Phishing emails aren’t just a nuisance - they’re now a gateway to class action lawsuits for small businesses. Today’s cyber threats don’t scale to size.
As digital systems grow increasingly entangled, attackers are exploiting every weak link - from third-party vendors to the receptionist’s inbox. Phishing remains the most common entry point, and it's costing SMEs more than just downtime. According to IBM’s 2023 Cost of a Data Breach Report, for organizations with fewer than 500 employees, the average cost of a breach climbs to $3.31 million - a 13.4% jump from 2022.
Patricia Kocsondy (pictured), head of global cyber digital risks at Beazley, said the most critical challenge isn’t frequency - it’s infrastructure. “Yesterday’s big company problems as relates to cyber and tech risks are now today’s small company problems,” she said. “We are definitely seeing that small companies are being hit just as much as large companies.”
Part of that vulnerability comes from a widening awareness gap. “Most particularly for our small business clients, the area where we see the most claims are still resulting from humans clicking on malicious links,” she said.
The consequences are also escalating. “We are now seeing class actions against small companies—even with the smaller breaches.”
But the threat doesn’t have to arrive at the front door. Digital infrastructure has become one of the biggest sources of vulnerability. “If they can target key companies in a supply chain, then the real victims are actually the clients of the targeted entity,” Kocsondy said. “Over half of the claims notifications we see result from what we call third-party risk.”

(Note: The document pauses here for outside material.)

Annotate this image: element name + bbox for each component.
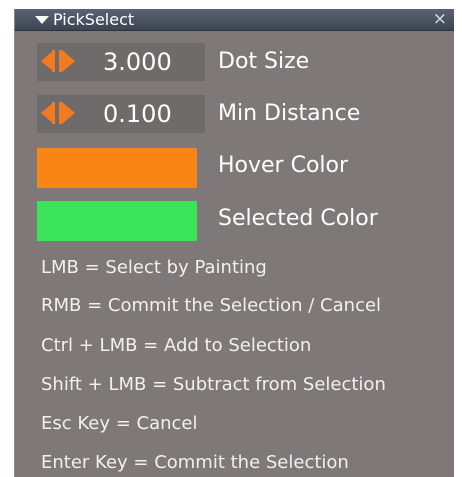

Despite the growing exposure, awareness - and action - remains staggeringly low among SMEs. “The awareness gap is the biggest difference that we see between small companies and large companies,” she said.
Phishing remains the top culprit, often leading to business email compromise, ransomware attacks, and regulatory penalties. It’s also among the most avoidable risks - if employee training keeps up. “It is the area where they would get the most improvement in their cybersecurity protection if they could only train employees to not click on malicious links,” Kocsondy said.
Today’s attacks are faster, stealthier, and increasingly powered by AI-generated content and malware. SMEs, often lacking in-house IT resources, need more than a payout - they need a partner. “Cyber insurance is not just insurance. It’s so much more than insurance,” Kocsondy said. “It’s an entire protective ecosystem.”
That includes real-time alerts, patching guidance, and post-breach containment support. “The biggest difference is that large clients likely have an infosec team managing this on their behalf. In the small client space, they definitely need our assistance,” she said.
Unlike major corporations, a single cyberattack can threaten the very survival of a small business. “Having a cyber incident might be an existential threat,” Kocsondy said. “We work very closely with [clients] to educate them about exactly what they need to do to manage the fallout.”
Tight policy limits make efficient incident response critical. “We do everything we can to manage that incident within their policy limits so that they don’t have to come out of pocket,” she said. “The level of expertise required from our claims team requires that much more sophistication to manage it properly.”
Meanwhile, global regulatory pressures complicate recovery timelines and legal strategies. “The US is rather litigation heavy,” she said. “In the EU, for example, there’s a patchwork of regulatory obligations that companies may have, and it can be very complicated.”
Kocsondy believes the challenge of delivering sustainable cyber coverage to SMEs isn’t just about underwriting or price - it’s about access. “SMEs usually don’t have a budget to invest in their own security awareness and their own cybersecurity risk,” she said, “so insurance could play a role here.”
Worse, many don’t even know the coverage exists. “There’s just so much information out there and so little at the same time,” she said. “Without a broker or an advisor, it’s very hard to pick out the quality established carriers, much less understand the protective services those carriers may offer.”
It’s a knowledge gap that could spell the difference between recovery and collapse. “There are folks who don’t even know that cyber insurance exists,” Kocsondy said. “Their risk is very acute, and they may not even be aware this protection is available.”
Whether the threat comes through a direct attack or a breach upstream in the supply chain, she added, resilience is no longer a luxury. “The risk is not going away. If anything, it’s getting bigger,” she said. “And it’s unpredictable. There are a whole host of constantly changing risks.”